Il est également difficile de savoir si le modèle UP de co-évolution est également applicable à tous les types de vie. «En principe, l'interaction des prédateurs et des victimes ne se limite pas aux micro-organismes. Il va partout, jusqu'aux lièvres et aux renards », a déclaré Sue. Mais elle a également noté que leur modèle suggère que les changements évolutifs (mutations) et les changements environnementaux (naissance et mort des organismes) se produisent sur la même chronologie et avec une fréquence approximativement égale. "Pour des espèces comme les lièvres et les renards, ce n'est pas vrai, mais dans les micro-organismes, on le trouve souvent."
Selon Jed Furman, professeur de sciences biologiques à l'Université de Californie du Sud, la modélisation est généralement une approche utile, mais elle doit être manipulée avec prudence. "Certaines hypothèses et certains aspects s'appliquent directement aux systèmes naturels complexes, et d'autres non." Étant donné que même les communautés microbiennes utilisent différentes stratégies de survie, a-t-il dit, «les modèles peuvent être appliqués à certaines parties de la communauté plus qu'à d'autres».
Mais si le modèle démontre une large applicabilité, alors, selon Goldenfeld, "il montrera qu'il existe des approches très générales pour obtenir des populations diverses dans l'écosystème, et que les monocultures sont une exception, pas une règle". On peut s'attendre à ce que l'évolution de la vie, même sur d'autres planètes et lunes, conduise à une diversité d'écosystèmes complexes. Il a déclaré que l'un des futurs domaines de travail de son laboratoire sera l'étude de «l'émergence du métabolisme social» à partir d'une variété d'organismes, chacun traitant ses propres matériaux dans un environnement commun.

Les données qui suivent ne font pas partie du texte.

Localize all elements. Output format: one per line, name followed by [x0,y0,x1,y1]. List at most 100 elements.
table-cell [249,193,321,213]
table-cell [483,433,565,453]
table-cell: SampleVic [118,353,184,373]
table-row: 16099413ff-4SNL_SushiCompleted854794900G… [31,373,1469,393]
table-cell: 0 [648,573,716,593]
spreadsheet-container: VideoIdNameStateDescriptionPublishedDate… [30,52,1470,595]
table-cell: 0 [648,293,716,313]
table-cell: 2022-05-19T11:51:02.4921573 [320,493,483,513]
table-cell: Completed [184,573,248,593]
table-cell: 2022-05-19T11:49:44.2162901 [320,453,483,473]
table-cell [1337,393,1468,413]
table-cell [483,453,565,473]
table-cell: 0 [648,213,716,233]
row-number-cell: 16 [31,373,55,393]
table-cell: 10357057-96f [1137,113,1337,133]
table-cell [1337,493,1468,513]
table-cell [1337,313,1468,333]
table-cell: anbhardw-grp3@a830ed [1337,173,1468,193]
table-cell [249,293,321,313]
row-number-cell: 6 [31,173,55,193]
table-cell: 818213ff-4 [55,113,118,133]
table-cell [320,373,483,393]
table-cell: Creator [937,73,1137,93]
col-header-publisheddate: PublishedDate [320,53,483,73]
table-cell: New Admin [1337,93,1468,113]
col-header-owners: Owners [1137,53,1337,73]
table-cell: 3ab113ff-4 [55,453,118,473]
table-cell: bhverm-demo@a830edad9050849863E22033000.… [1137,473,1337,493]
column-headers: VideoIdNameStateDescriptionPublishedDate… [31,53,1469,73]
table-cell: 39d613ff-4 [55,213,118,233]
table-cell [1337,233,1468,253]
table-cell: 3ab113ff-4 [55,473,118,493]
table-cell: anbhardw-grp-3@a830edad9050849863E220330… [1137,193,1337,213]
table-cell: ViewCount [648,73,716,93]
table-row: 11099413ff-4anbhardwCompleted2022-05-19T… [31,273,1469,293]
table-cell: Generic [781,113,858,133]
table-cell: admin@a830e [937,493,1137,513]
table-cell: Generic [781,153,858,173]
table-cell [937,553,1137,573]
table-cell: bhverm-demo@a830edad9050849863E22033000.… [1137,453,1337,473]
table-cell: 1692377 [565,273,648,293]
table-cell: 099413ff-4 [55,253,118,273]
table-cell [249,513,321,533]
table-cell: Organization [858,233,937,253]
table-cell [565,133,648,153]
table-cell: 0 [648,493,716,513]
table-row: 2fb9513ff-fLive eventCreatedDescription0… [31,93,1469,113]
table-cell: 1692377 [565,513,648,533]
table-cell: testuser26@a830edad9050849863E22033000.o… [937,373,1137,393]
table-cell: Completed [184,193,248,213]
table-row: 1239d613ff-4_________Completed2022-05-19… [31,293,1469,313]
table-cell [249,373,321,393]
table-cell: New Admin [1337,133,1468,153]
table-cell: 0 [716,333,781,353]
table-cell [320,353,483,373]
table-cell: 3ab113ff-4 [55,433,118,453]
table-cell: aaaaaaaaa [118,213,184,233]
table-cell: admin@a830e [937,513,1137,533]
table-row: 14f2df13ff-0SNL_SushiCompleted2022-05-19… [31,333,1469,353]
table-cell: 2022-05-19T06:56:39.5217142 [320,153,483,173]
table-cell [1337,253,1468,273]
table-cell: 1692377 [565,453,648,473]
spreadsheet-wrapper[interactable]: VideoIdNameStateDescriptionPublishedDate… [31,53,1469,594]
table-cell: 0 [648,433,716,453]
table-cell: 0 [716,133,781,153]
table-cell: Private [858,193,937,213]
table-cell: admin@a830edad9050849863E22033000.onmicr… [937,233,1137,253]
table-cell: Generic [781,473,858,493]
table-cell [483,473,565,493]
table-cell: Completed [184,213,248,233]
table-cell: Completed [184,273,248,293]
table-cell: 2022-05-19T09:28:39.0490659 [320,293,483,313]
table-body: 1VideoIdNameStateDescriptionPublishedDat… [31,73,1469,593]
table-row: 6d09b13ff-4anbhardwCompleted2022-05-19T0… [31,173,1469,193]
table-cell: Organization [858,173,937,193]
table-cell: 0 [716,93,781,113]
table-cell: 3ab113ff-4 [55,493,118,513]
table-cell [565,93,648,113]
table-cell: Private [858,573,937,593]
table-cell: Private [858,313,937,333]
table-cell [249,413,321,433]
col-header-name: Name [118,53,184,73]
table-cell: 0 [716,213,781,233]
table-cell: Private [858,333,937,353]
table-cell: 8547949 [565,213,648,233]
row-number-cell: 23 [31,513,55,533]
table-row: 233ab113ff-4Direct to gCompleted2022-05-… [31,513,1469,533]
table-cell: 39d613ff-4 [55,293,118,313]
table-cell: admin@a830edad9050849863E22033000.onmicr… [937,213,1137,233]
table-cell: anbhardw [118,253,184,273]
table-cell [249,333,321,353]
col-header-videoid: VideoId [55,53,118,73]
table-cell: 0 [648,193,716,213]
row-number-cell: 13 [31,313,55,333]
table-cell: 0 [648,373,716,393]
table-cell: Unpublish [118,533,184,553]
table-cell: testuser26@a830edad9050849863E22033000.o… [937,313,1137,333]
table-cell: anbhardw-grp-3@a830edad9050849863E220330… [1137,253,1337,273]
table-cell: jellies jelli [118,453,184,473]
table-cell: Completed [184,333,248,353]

Le sixième plus grand satellite de Saturne, Encelade, est considéré comme l'un des endroits les plus prometteurs du système solaire où la vie extraterrestre aurait pu se développer. Des ruisseaux d'eau traversent les fissures de sa surface glaciaire, indiquant la présence d'un vaste océan d'eau sous la glace.Cette idée peut être utile pour l'exploration spatiale lorsque nous envoyons des sondes à la recherche de vie dans les océans sous la glace recouvrant la surface de la lune de Jupiter, en Europe, et de la lune de Saturne, Encelade. S'il y a de la vie là-bas, ils devront voir les signes biochimiques d'écosystèmes entiers, pas d'organismes individuels.
Selon Kevin Peter Hand, chef de projet adjoint au Jet Propulsion Laboratory de la NASA, les instruments conçus pour les sondes voyageant vers Mars, l'Europe, Encelade et d'autres abris potentiels pour la vie recherchent déjà des signes d'écosystèmes. Il a déclaré que le concept de sonde proposé pour l'Europe, sur lequel il travaille, est spécialement conçu pour «prendre au moins neuf mesures différentes et complémentaires qui ne répondent pas aux espèces individuelles», par exemple, la complexité et la
chiralité des organiques composés et la présence dans les échantillons de structures ressemblant à des cellules.
Mais si les astrobiologistes font face à la question de l'existence fondamentale de la vie extraterrestre et peuvent commencer à étudier à quel point la dynamique des autres écosystèmes ressemble à celle de la terre, alors la connaissance de la solution au paradoxe du plancton peut jouer un rôle décisif.